On the way to radiology, the breeze in the hallway blew through my hospital gown and the thin blanket covering me as I lay on a stretcher, the pain and noise in my head constant. Two male technicians wheeled me into a cold operating room where everything was stainless steel. They moved trays of utensils onto tables laid with white sheets. The table was hard, lights bright.

I tried to joke so they would like me and fight hard for my life. We talked about line dancing, Girl Scouts, local restaurants. They allowed me to sit up even though I was supposed to lie down. One said the neuroradiologist did not think this test would show anything. What did that mean? Should I even have this test?

The doctor injected my groin six times with a local anesthetic. Then he prepared to pierce the artery with a catheter. Having my groin punctured was just like it sounds—someone stabs you hard with a sharp instrument. I endured several stabbings before it was successful.

Once the catheter made its journey from groin to brain, dye was intermittently injected. Each time, I felt a rush of hot, prickling nerve endings dancing on a section of my face. Finally, the rush came to an area in the back of my head.
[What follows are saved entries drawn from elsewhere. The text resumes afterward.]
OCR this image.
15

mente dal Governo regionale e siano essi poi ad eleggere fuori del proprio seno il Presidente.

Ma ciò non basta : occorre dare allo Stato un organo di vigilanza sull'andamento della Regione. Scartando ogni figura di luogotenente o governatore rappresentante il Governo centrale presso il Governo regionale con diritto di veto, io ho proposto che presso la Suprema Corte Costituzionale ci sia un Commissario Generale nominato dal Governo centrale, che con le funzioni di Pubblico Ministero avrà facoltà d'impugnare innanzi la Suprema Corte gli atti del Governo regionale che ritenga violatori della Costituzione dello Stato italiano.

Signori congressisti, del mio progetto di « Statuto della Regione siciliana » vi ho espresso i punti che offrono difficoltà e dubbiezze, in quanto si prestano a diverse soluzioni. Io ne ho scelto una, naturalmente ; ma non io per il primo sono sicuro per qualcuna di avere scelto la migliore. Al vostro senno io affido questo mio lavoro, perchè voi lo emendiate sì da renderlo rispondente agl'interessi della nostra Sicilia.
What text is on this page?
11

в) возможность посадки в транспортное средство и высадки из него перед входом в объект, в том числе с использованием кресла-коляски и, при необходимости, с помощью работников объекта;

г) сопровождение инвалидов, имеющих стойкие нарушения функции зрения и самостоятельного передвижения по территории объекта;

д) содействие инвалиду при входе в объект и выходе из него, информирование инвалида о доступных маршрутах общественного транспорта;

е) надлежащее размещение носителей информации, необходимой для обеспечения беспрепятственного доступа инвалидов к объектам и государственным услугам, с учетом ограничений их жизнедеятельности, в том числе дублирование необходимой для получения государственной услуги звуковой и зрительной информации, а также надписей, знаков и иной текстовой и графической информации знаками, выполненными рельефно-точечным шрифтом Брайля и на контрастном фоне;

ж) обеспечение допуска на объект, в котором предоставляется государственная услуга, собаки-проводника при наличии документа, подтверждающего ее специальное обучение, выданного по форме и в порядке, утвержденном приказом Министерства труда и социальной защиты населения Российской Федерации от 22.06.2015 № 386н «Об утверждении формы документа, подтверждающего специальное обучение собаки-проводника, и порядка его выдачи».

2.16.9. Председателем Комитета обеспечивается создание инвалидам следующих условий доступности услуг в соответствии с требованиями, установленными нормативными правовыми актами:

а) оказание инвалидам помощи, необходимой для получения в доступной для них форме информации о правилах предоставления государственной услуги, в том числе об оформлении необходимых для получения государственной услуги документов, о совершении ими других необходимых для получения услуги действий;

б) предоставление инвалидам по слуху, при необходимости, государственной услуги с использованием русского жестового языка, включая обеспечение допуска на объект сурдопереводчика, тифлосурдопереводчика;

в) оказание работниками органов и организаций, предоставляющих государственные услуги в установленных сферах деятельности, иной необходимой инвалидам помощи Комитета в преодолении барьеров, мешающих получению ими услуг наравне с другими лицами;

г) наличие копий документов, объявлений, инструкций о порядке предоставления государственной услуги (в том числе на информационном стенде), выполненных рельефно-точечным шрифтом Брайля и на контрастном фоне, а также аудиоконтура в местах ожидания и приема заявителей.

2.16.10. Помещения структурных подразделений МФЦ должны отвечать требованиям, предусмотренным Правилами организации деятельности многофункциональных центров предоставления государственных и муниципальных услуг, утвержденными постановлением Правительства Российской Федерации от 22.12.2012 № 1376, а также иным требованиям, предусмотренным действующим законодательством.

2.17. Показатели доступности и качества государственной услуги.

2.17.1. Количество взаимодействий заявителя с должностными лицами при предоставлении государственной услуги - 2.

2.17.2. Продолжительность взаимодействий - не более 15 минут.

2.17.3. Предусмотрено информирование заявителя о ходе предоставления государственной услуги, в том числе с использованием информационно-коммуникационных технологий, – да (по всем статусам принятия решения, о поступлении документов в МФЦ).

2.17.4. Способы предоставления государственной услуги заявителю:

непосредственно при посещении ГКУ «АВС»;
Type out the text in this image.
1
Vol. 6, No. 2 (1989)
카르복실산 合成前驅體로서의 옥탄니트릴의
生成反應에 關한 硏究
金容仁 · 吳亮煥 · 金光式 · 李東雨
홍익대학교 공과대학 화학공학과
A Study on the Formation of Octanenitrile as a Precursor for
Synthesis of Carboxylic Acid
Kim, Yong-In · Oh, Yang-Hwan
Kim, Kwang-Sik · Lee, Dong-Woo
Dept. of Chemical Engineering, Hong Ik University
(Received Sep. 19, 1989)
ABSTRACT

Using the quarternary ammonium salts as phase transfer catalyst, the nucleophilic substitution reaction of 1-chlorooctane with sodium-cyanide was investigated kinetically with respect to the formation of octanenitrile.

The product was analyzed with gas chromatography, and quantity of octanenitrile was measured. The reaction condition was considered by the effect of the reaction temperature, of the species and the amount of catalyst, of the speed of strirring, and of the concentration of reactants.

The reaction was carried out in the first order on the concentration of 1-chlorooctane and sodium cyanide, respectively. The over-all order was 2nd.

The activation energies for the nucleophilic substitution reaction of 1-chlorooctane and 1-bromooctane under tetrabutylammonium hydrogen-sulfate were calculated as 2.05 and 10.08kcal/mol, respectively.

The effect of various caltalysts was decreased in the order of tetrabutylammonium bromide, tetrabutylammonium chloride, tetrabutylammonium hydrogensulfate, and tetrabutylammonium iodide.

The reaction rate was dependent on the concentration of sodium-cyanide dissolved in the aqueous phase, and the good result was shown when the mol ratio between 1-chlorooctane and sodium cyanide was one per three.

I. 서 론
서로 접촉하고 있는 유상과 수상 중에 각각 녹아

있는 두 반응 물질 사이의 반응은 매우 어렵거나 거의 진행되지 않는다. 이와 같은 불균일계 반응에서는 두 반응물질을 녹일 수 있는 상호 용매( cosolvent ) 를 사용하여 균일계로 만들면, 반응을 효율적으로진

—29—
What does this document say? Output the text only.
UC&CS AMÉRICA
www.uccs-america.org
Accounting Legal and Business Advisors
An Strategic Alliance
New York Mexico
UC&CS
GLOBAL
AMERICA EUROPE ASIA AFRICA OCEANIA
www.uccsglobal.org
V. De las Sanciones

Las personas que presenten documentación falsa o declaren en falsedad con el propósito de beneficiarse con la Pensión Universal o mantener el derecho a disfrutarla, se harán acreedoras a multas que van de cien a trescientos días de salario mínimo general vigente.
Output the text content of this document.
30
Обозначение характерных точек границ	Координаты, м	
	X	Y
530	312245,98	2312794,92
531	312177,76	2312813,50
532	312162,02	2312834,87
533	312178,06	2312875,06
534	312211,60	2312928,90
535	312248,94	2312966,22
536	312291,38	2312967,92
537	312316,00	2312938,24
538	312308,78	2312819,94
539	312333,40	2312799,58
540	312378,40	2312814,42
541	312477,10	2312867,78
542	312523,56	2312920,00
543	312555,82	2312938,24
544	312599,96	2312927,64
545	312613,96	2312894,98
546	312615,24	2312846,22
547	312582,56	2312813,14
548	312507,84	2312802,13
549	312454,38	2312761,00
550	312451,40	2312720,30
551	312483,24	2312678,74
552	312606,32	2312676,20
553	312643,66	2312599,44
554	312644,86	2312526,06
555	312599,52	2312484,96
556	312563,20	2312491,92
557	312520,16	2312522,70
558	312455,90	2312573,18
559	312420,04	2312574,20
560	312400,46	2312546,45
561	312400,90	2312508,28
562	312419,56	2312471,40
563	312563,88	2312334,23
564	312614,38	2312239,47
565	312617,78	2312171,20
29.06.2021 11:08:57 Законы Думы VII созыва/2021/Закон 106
“You are touching exactly where the pain comes from,” I said.

“You mean I’m making it hurt more?” asked the doctor.

“No, you are touching the very spot exactly.”

The neuroradiologist took pictures from every possible angle in that area of my brain and found what we were all looking for—the vertebral artery was dissected or torn. The noise in my head was caused by swelling in the artery, which was so bad that the blood almost couldn’t get through. Every time the blood tried to force its way through the almost occluded artery, it made a whooshing sound.

Vertebral artery dissection was a better diagnosis because the treatment did not include brain surgery. Given time, the artery should heal itself. However, because blood was having such a hard time getting through the swollen artery, I was in danger of having a stroke.

Being in danger is a frightening thing. My head overflowed with images of the worst-case scenario—paralysis, blindness, my family living on without me. Yet, being obsessed with the unthinkable showed that my brain was still functioning.

The doctors discharged me after one night in the hospital with few instructions: pain medication and bed rest as needed, activity around the house as tolerated, call the office for an appointment.

For weeks, the pain and noise were unrelenting. Nights were worse, as the pain inexplicably intensified, at times making me frantic. Bob fixed cool washcloths for my head, rubbed my back, distracted me, and enfolded me in his arms.

Over three months, the noise in my head gradually disappeared, but I was left with frequent intense headaches. Headaches interfered with my activity and commitments. I kept trying but, at times, had a feeling of suspension, of holding my breath and waiting for my life to get back to normal.

Sometimes, not knowing the extent of your limitations is a good thing. But, eventually, a time comes when it is better to acknowledge the truth—that you are, in fact, altered. At the end of two years, I finally understood that I had suffered a permanent loss. Although my body looked the same, pieces were missing.